Families may get vouchers to help buy cloth nappies
NEW parents should be given taxpayer-funded vouchers to buy reusable cloth nappies, say green campaigners.
The call comes amid growing concern over avoidable plastic waste – about 25 per cent of a disposable nappy is made of plastic and three billion nappies a year end up in landfill sites.
The Treasury is looking at the voucher scheme idea as part of a consultation into measures to discourage plastic waste.
Reusable nappies are far more sophisticated than the terry-towelling type seen on the 1950s-set BBC show Call The Midwife. They are now shaped like disposables, fastened with Velcro or poppers and are cleaned in a washing machine.

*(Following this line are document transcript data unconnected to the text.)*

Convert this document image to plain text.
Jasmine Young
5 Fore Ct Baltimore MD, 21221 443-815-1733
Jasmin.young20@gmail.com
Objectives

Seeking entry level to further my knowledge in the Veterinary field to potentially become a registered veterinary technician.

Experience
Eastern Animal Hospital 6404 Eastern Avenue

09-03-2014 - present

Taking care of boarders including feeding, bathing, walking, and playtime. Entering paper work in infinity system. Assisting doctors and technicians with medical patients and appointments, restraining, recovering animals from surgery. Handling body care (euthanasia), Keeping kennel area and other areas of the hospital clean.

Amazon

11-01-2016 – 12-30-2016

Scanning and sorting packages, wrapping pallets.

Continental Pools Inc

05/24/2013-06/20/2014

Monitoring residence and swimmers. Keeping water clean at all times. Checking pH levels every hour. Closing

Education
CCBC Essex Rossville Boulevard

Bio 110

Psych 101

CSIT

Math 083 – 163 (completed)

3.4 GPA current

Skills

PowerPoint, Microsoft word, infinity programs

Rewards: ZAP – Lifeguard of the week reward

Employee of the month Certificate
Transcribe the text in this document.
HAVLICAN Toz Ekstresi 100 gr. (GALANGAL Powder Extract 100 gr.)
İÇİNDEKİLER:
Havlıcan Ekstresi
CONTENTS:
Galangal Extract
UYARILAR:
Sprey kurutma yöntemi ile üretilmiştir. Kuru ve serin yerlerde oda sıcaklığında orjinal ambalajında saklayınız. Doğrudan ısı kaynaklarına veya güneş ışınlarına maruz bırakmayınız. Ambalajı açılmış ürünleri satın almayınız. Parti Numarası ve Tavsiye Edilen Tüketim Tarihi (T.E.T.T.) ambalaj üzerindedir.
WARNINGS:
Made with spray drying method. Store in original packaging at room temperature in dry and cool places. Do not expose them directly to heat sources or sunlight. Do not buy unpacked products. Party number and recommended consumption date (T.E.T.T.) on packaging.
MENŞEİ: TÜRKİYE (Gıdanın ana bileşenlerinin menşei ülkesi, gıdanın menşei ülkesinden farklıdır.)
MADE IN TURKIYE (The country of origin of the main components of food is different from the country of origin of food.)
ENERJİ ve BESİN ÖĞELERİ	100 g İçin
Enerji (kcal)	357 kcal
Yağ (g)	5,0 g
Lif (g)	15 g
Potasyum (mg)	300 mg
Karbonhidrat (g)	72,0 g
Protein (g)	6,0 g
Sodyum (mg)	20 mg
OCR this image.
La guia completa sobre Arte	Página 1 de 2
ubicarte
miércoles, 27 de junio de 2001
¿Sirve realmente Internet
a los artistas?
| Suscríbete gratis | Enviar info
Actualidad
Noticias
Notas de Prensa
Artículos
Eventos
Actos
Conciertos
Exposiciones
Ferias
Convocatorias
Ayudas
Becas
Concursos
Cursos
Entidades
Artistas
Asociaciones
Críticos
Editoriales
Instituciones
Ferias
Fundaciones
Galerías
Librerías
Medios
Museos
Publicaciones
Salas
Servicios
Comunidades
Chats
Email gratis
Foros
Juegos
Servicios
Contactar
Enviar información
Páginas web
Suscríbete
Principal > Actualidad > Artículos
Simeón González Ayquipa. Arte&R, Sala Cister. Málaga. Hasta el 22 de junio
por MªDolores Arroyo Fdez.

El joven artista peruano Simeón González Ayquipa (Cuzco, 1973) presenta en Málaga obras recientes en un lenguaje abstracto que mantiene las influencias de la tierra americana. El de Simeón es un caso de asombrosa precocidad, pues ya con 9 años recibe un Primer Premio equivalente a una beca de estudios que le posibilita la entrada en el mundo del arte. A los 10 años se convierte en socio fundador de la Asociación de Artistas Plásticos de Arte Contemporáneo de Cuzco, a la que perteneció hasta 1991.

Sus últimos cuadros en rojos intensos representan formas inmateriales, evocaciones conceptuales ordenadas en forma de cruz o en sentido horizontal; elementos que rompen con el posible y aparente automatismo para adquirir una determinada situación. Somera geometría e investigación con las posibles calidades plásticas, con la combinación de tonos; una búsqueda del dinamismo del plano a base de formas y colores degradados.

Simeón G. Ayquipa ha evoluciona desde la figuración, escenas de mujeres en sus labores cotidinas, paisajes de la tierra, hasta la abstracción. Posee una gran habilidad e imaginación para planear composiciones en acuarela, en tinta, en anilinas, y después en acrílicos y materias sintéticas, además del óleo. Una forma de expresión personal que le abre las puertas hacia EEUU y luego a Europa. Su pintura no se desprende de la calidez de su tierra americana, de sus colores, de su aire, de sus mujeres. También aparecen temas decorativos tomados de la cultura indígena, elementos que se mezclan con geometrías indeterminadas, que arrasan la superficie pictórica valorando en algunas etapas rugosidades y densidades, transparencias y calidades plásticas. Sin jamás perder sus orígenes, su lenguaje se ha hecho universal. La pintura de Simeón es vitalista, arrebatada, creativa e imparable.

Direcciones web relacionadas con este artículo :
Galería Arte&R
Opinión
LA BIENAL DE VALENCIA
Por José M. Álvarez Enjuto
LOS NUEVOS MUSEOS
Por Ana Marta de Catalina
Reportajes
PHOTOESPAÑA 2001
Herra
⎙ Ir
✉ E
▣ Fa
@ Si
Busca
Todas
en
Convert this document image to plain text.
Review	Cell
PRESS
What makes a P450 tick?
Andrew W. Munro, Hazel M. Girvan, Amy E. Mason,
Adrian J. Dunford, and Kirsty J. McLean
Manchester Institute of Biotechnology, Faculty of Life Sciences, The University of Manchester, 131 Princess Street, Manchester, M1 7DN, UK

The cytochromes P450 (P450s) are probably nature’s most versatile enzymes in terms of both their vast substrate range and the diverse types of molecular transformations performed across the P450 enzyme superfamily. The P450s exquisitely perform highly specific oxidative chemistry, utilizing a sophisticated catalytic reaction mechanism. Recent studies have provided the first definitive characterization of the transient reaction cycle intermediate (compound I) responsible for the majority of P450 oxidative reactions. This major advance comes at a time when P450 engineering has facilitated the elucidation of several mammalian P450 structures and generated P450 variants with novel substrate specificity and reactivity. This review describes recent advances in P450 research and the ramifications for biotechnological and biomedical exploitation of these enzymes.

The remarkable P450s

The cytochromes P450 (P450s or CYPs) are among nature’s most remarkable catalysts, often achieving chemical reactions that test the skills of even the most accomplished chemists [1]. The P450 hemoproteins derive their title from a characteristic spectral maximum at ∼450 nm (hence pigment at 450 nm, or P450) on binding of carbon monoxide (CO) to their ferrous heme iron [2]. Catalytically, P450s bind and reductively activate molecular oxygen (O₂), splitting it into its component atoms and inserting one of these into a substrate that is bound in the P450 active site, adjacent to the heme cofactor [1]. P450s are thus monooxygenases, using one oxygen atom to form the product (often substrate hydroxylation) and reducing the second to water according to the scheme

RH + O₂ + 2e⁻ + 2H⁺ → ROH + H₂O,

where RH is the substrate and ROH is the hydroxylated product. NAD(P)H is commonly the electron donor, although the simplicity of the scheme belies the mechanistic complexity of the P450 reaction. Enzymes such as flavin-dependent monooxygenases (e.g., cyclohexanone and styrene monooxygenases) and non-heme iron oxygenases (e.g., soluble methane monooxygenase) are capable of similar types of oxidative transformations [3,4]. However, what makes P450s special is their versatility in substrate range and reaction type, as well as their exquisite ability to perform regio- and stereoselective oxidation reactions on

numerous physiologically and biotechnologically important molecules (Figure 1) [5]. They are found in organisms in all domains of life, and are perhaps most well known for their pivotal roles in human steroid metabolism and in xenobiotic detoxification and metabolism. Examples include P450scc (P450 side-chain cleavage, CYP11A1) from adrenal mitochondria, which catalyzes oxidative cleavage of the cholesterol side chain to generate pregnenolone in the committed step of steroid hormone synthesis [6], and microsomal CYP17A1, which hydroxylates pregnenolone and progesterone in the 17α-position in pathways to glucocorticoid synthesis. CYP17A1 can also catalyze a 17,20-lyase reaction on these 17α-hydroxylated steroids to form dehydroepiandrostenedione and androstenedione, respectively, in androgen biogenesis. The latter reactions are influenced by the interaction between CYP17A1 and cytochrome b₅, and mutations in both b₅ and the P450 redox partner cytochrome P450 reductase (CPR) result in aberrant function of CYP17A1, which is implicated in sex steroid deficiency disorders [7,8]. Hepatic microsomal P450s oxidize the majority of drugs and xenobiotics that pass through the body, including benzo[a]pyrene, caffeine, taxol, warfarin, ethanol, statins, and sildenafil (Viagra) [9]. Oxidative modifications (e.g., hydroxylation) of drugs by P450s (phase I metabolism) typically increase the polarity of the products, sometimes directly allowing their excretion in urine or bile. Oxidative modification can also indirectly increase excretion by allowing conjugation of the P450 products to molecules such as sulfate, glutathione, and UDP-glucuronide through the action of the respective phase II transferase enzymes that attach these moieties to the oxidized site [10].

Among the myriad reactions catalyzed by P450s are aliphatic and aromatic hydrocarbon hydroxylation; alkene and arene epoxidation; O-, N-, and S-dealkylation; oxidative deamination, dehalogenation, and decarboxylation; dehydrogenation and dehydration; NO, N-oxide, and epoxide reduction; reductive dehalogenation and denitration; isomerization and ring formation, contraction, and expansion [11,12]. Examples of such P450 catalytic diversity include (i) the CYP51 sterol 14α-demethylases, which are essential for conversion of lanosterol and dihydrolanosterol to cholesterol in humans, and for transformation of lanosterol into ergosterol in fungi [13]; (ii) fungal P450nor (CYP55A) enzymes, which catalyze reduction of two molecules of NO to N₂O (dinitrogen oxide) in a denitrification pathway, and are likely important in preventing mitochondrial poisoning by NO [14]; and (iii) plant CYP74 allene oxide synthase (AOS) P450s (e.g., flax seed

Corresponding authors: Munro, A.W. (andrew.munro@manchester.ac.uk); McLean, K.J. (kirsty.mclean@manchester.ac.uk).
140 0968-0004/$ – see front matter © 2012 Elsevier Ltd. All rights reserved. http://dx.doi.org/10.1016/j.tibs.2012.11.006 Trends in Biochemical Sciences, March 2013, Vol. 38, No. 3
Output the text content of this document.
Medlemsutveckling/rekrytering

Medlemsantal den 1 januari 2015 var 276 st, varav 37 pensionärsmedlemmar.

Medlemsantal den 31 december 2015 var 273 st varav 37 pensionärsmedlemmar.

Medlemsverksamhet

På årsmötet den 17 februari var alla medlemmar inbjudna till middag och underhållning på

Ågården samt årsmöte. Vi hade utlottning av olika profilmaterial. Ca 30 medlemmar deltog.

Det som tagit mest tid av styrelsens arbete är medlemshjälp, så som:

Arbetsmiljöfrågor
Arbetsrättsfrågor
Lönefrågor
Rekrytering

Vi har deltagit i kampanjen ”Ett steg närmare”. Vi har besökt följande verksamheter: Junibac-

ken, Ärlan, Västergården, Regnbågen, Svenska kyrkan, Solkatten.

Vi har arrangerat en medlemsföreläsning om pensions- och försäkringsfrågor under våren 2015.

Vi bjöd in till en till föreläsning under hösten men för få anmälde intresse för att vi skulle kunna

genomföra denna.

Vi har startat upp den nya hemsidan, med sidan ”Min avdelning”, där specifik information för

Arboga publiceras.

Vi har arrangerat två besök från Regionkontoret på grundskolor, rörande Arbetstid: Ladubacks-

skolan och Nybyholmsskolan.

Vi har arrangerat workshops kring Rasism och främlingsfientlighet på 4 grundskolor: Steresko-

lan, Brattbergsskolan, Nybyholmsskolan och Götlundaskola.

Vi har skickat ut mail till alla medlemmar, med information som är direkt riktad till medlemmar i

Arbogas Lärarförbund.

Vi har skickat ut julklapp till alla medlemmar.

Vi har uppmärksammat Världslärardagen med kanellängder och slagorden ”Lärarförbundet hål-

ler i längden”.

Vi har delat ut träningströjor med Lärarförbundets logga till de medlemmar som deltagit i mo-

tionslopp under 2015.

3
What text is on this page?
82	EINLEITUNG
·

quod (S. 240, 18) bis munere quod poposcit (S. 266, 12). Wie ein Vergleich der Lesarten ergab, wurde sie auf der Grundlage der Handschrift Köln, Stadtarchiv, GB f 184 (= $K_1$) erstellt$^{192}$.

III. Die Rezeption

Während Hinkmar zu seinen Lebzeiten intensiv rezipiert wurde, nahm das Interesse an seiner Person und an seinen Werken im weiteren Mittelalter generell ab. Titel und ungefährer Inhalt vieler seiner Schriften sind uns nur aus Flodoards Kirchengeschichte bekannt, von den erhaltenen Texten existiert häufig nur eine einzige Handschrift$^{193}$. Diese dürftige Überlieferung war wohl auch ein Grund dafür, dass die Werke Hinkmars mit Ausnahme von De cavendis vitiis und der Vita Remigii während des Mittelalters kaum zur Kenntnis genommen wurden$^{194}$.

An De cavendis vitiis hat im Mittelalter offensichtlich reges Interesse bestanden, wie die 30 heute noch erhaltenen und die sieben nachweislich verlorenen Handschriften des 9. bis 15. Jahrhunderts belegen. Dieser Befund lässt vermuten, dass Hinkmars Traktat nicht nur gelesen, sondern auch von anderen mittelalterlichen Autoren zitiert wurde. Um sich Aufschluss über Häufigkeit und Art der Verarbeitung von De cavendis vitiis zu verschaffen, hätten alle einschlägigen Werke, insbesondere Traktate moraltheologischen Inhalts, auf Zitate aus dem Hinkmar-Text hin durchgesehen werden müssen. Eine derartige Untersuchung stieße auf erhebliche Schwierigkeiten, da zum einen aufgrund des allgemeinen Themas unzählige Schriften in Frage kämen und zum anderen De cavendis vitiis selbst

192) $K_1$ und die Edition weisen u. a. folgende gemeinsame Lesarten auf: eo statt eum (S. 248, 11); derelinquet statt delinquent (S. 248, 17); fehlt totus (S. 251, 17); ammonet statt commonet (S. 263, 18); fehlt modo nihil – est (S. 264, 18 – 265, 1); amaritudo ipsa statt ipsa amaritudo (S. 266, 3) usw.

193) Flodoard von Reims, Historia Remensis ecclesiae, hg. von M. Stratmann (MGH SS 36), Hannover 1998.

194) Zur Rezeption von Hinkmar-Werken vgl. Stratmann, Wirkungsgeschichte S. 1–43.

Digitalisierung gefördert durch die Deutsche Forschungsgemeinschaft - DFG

Some councils already encourage parents to buy reusables by offering vouchers worth up to £54.
But Guy Schanschieff, chairman of the Nappy Alliance representing reusable nappy firms, has asked the Treasury to introduce national vouchers.
He said: ‘A national voucher scheme would be more effective and a national message would be much easier to get across to parents. One way is to give vouchers to every new mother in hospital.’
Caroline Lucas, Green Party co-leader, said: ‘Ministers should be actively supporting incentives for new parents to affordably use alternatives to disposable nappies.’
Will McCallum, Greenpeace UK head of oceans campaign, said: ‘Any scheme should start by looking at incentives to help parents make easier choices.
‘And whether this is done through a voucher scheme for reusable nappies offered to new parents or a better system to dispose of nappies – the solution has to be national.’
A Treasury spokesman said responses to the consultation were still being reviewed.